Nicky schnaubte durch die Nase. "Glaubst du allen Ernstes ich tappe in diese offensichtliche Falle? Nein, mein lieber Peter, ich habe meine Lektion gründlich gelernt. Und es würde mich freuen, wenn du mir Gesellschaft leistest, bis Susan kommt."

"Sehr gerne doch." Peter schlug die Beine übereinander, wippte mit dem Fuß auf und ab und erkundigte sich: "Hast du vor zwei Tagen zufällig das Hockeyspiel im Fernsehen angeschaut?"

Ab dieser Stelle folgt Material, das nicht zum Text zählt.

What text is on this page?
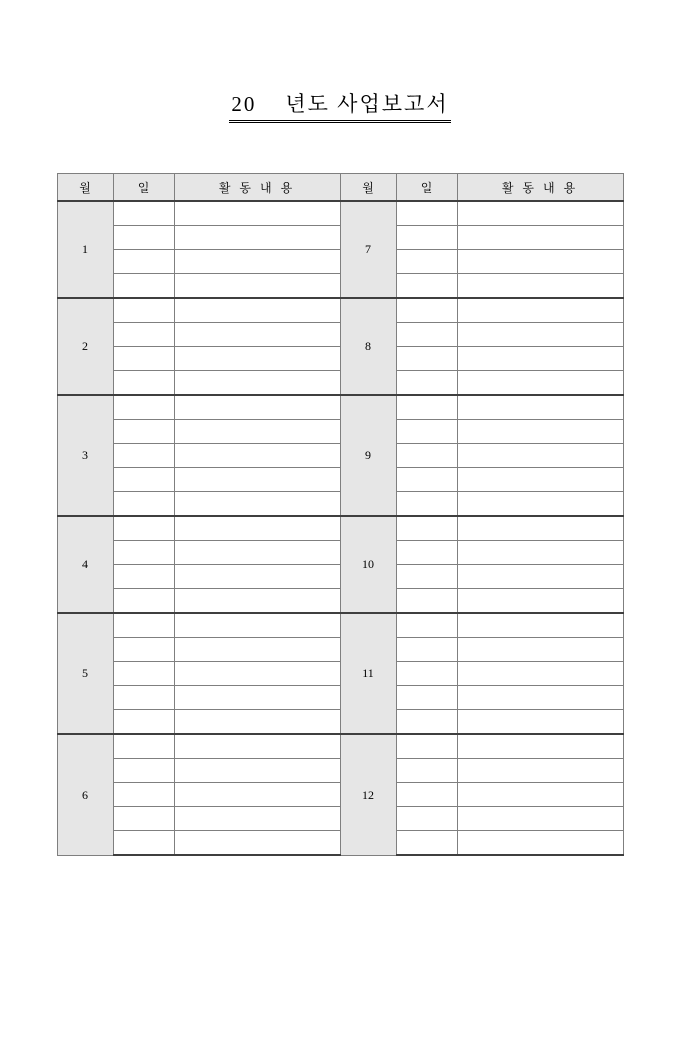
20    년도 사업보고서
월	일	활 동 내 용	월	일	활 동 내 용
1			7		

2			8		

3			9		

4			10		

5			11		

6			12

Nicky stieg sofort auf das Thema ein. Es tat gut, die Gedanken auf ein anderes Gebiet abschweifen zu lassen und zumindest zum Teil zu entspannen.

Nicky war sehr froh, dank seines Freundes, die Klippe mit der Panikattacke gemeistert zu haben, auch wenn ihm nur allzu bewusst war, dass ihm noch ein langer, stellenweise sicher steinige Weg, bevorstand, bis er alles verarbeitet haben würde. Die Zukunft sah jedenfalls jetzt wieder um einiges heller aus, und er war sicher, gemeinsam mit Susan und Peter auch die restlichen Schatten vertreiben zu können.